HEARING TIPS

“Woman

With chronic tinnitus, it isn’t the ringing in your ears that’s the real issue. The real issue is that the ringing won’t stop.

The continuous noise, possibly rather modest in volume, might start as little more than an annoyance. But after a day or a week or a month, that ringing or buzzing can become aggravating, frustrating, even debilitating.

That’s why it’s critical that if you are coping with tinnitus you adhere to some tips to make life easier. It can make a huge difference if you have a plan when you’re lying in bed unable to fall asleep because of the buzzing or ringing in your ear.
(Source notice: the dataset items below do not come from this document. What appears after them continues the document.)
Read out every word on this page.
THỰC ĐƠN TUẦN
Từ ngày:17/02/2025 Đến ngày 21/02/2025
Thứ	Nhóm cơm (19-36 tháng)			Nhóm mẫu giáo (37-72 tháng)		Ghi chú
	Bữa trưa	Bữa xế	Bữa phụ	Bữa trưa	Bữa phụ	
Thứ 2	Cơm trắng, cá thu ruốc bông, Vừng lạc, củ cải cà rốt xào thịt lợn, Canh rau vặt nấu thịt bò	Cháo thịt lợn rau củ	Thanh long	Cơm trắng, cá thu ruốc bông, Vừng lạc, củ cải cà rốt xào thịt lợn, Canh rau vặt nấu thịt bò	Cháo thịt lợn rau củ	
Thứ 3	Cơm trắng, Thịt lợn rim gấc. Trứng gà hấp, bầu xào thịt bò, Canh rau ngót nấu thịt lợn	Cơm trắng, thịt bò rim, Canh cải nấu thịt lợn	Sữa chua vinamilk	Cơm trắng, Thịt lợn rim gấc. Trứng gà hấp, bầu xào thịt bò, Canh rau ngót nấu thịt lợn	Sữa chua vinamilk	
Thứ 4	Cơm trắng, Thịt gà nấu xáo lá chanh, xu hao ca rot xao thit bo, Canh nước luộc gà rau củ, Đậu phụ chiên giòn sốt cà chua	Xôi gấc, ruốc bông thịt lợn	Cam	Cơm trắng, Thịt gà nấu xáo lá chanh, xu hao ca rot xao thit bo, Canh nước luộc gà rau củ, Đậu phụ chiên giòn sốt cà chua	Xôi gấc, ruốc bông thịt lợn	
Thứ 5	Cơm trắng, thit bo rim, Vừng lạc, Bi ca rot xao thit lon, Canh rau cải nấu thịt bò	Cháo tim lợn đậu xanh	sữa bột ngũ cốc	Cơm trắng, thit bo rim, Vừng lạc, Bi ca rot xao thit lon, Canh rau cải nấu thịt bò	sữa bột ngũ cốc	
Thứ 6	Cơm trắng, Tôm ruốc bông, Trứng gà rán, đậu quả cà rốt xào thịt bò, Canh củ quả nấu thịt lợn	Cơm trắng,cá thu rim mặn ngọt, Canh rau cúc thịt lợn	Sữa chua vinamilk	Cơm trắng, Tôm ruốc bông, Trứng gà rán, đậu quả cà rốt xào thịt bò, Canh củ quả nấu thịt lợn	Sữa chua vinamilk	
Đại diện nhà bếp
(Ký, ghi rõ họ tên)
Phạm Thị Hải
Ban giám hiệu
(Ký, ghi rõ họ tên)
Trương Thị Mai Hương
How You Can Exacerbate Your Tinnitus

Chronic tinnitus, after all, is commonly not a static condition. Symptoms manifest themselves in spikes and valleys. Sometimes, your tinnitus might be an afterthought, hidden in the background of daily life. At other times the noises will be shrieking in your ears so loudly it’s impossible to dismiss.

That can leave you in a pretty frightening place of uncertainty. You may be so worried about your tinnitus flaring up while you’re in a meeting that you get a panic attack while you’re driving to work. That panic attack, in and of itself, can trigger the very episode you’re worried about.

Tips For Coping With Tinnitus

The more you understand about tinnitus, the better you can plan for and manage the effects. And, because there’s no known cure for tinnitus, management of symptoms is essential. There’s no reason that your quality of life has to suffer if you establish the proper treatment.

Consider Tinnitus Retraining Therapy

Tinnitus retraining therapy (TRT) is a common approach to tinnitus management. The sound of rain on a roof is a common analogy: it’s very loud and noticeable when it first starts but by the time the storm is ending you stop focusing on it and recedes into the background. TRT uses the same principle to teach your brain to move the tinnitus symptoms into the background of your thoughts so you will have an easier time ignoring them.

Mastering this technique can take a bit of practice.

Get Your Brain Distracted

Your brain is continuously searching for the source of the sound and that’s one of the reasons why tinnitus can be so frustrating. So supplying your brain with more (and varied) stimulation to focus on can be helpful. You could:

  • Play music while you paint a picture.
  • Take a bubble bath while reading a book.
  • Bring a book to the park and listen to the birds while reading.

You get the gist: Your tinnitus may be able to be decreased by engaging your brain.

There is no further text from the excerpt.